Eduardo Moreno recuerda la historia de sus antepasados.
Entre las cientos de historias que se entrelazan en el cementerio de Riobamba, una llama la atención. Una tumba, dos sillas, un espectro y la música ejecutada desde el otro mundo hablan de amor, devoción y despedidas.
Acostumbrado a las penumbras y al silencio espectral, el guardia del cementerio de Riobamba, allá por mediados del siglo XX, escuchó una música familiar. Con la tranquilidad que le daban los años que había permanecido al cuidado del camposanto, apagó el aparato de radio que había conseguido para acompañar sus noches de vigilia, encendió el mechero, se colocó el poncho y el sombrero para combatir el recio frío de las noches riobambeñas, y se dispuso a seguir el origen de la melodía que sonaba suave y tierna a sus oídos. Salió del pequeño recinto que le servía de guarida, con un padrenuestro y un avemaría en la boca, y alumbrado por los destellos de la luna que parecían acompañarlo en su indagación. La primera ocasión que había escuchado la melodía, que con el paso del tiempo se había compartido en una entrañable costumbre para él, sintió escalofríos y presionó con fuerza el crucifijo que su madre le había regalado para enfrentar a los espíritus que según ella siempre rondaban a los vivos. A medida que avanzaba hacia el lugar, también logró percibir murmullos en una lengua extranjera, que no alcanzaba a descifrar. Esa primera vez huyó aterrorizado y juró dejar para siempre ese trabajo, aunque le significara los ingresos para mantener a su familia. Es que la vio claramente. Una mujer vestida de blanco, con el cabello suelto y largo, estaba sentada en una pequeña silla verde que había sido colocada en par y que adornaba una de las tumbas del cementerio. Estaba impasible, transparente, como que el tiempo y las inclemencias del clima, ya no fueran sus preocupaciones. Al llegar a su aposento, agitado y bañado en sudor frío, prefirió pensar que había sido una pesadilla; al final de cuentas, necesita ganarse el pan de cada día. Pero para él, lo que sucedió cada una de las noches posteriores, le hizo ver que aquello estaba más allá de un mal sueño. Y dejó de tener miedo cuando al atardecer de un día, encontró a un hombre orando frente a la tumba. Él fue quien le contó que detrás de lo que parecía una historia de fantasmas, se encontraba la devoción y el amor de un hombre.
Por eso, el guardián del cementerio esa noche, sin abandonar el respeto por el más allá, hizo su acostumbrado paseo hasta la tumba de las sillas y aunque ya no pudo divisar a la mujer del vestido blanco, sí pudo escuchar la hermosa melodía y el murmullo de voces masculinas, que se unían en una amalgama sonora que desafiaba al tiempo y al espacio.
- Aquí están enterradas mis dos abuelitas- dice don Eduardo, quien es el único de la familia que todavía visita con regularidad la tumba y que se encarga de su mantenimiento.
También es el encargado de hacer más terrena la historia de las sillas en el cementerio. Porque más allá de la narración, que al pasar de los años ha tomado dimensiones de leyenda, está la existencia de gente real que vivió y sufrió los avatares de las despedidas.

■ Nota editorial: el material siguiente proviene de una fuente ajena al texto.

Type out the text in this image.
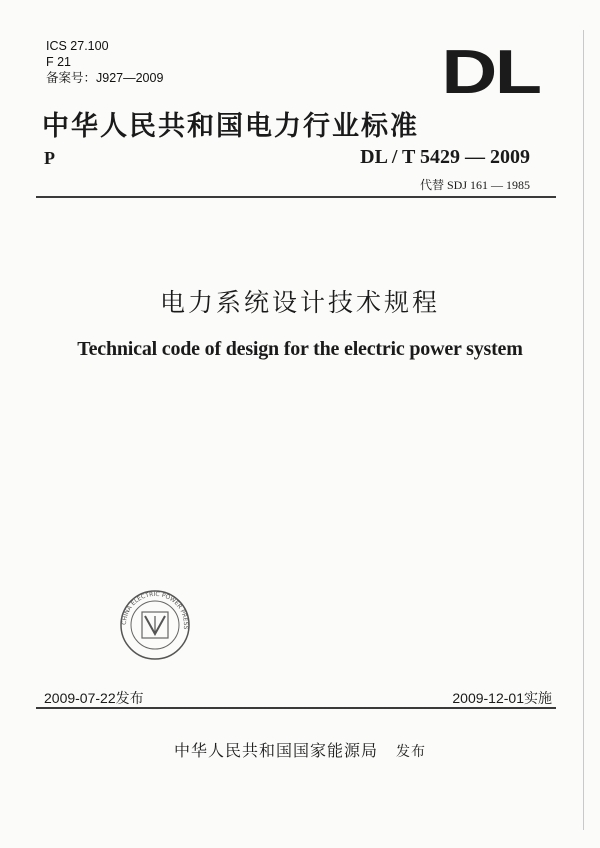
ICS 27.100
F 21
备案号：J927—2009	DL
中华人民共和国电力行业标准
P	DL / T 5429 — 2009
代替 SDJ 161 — 1985
电力系统设计技术规程
Technical code of design for the electric power system
CHINA ELECTRIC POWER PRESS
2009-07-22发布	2009-12-01实施
中华人民共和国国家能源局 发布
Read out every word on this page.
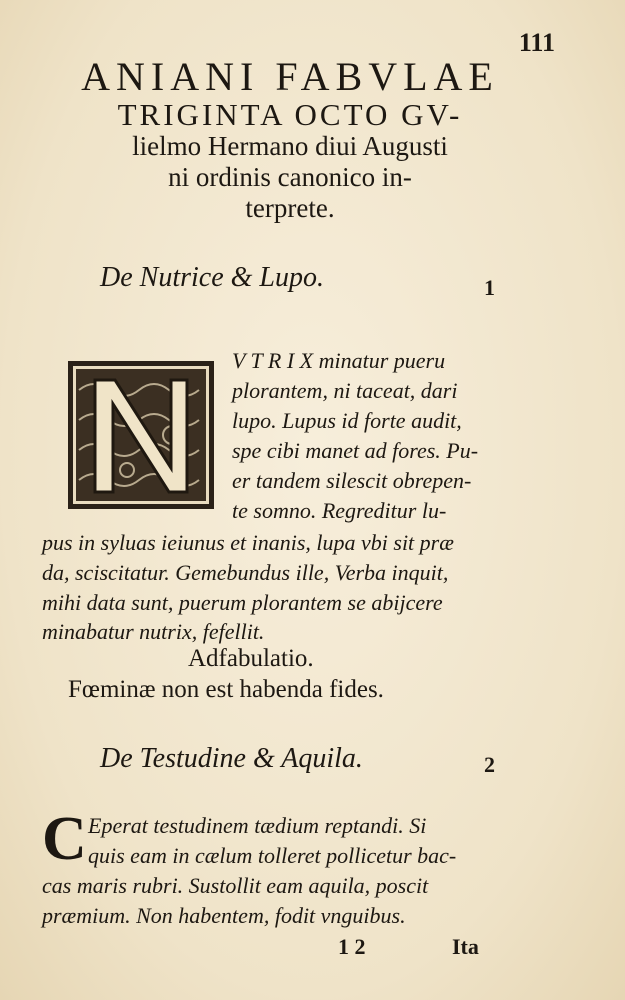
111
ANIANI FABVLAE
TRIGINTA OCTO GV-
lielmo Hermano diui Augusti
ni ordinis canonico in-
terprete.
De Nutrice & Lupo.	1
V T R I X minatur pueru
plorantem, ni taceat, dari
lupo. Lupus id forte audit,
spe cibi manet ad fores. Pu-
er tandem silescit obrepen-
te somno. Regreditur lu-
pus in syluas ieiunus et inanis, lupa vbi sit præ
da, sciscitatur. Gemebundus ille, Verba inquit,
mihi data sunt, puerum plorantem se abijcere
minabatur nutrix, fefellit.
Adfabulatio.
Fœminæ non est habenda fides.
De Testudine & Aquila.	2
C Eperat testudinem tædium reptandi. Si
quis eam in cælum tolleret pollicetur bac-
cas maris rubri. Sustollit eam aquila, poscit
præmium. Non habentem, fodit vnguibus.
1 2	Ita
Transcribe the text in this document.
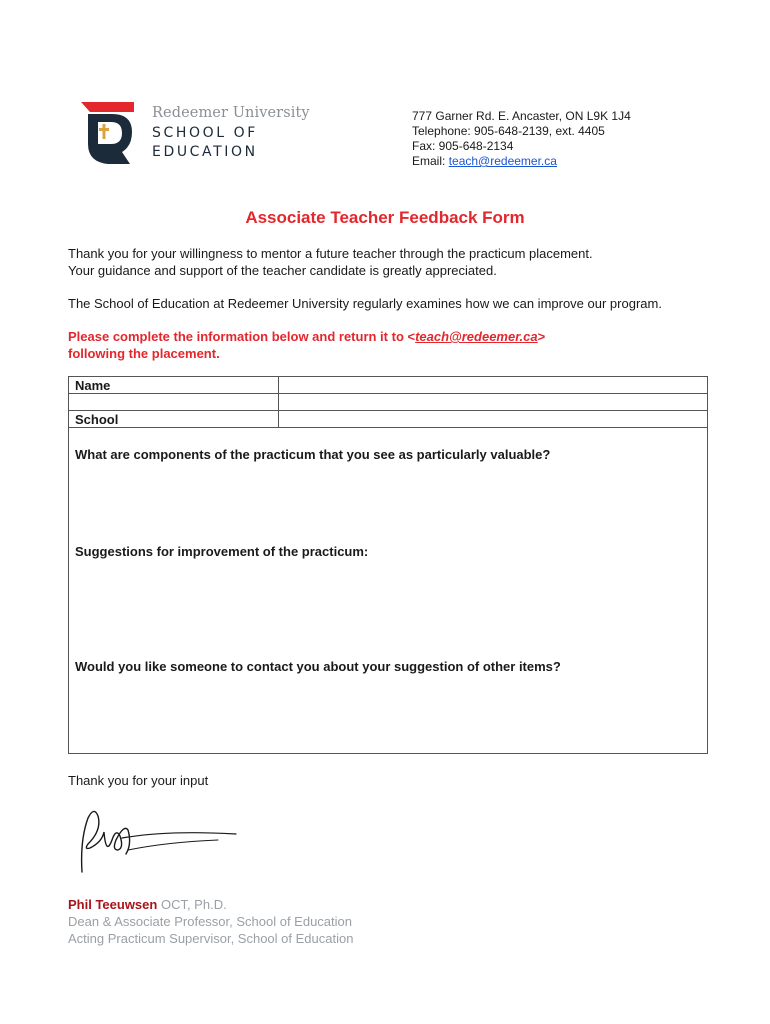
Redeemer University
SCHOOL OF
EDUCATION
777 Garner Rd. E. Ancaster, ON L9K 1J4
Telephone: 905-648-2139, ext. 4405
Fax: 905-648-2134
Email: teach@redeemer.ca
Associate Teacher Feedback Form
Thank you for your willingness to mentor a future teacher through the practicum placement.
Your guidance and support of the teacher candidate is greatly appreciated.
The School of Education at Redeemer University regularly examines how we can improve our program.
Please complete the information below and return it to <teach@redeemer.ca>
following the placement.
Name
School
What are components of the practicum that you see as particularly valuable?
Suggestions for improvement of the practicum:
Would you like someone to contact you about your suggestion of other items?
Thank you for your input
Phil Teeuwsen OCT, Ph.D.
Dean & Associate Professor, School of Education
Acting Practicum Supervisor, School of Education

Las lápidas originales fueron sustraídas.
Paul Th. Schneidewind había hecho de Riobamba su lugar de residencia junto con su familia: su esposa Elizabeth, y sus hijos Werner, Herbert y Rafael, todos de origen germano. En Sudamérica y específicamente en la ciudad Sultana, empezaban a florecer las iniciativas comerciales de extranjeros como la familia de Paul, quien echó a andar su emprendimiento denominado como “Droguería Alemana”.
En un anuncio datado a inicios del siglo XX se explicaba sobre los bienes y servicios que ofrecía la familia Schneidewind a la comunidad riobambeña:
Gran surtido de toda clase de mercadería de patente, además conservas, vinos y licores, abarrotes, semillas de hortalizas, de flores y para pastos. Cemento romano, polainas, filtros para agua, galletas y confites extranjeros, artículos de ferretería, cristalería, papelería, perfumería, importación directa. Se acepta toda clase de encargos para ultramar.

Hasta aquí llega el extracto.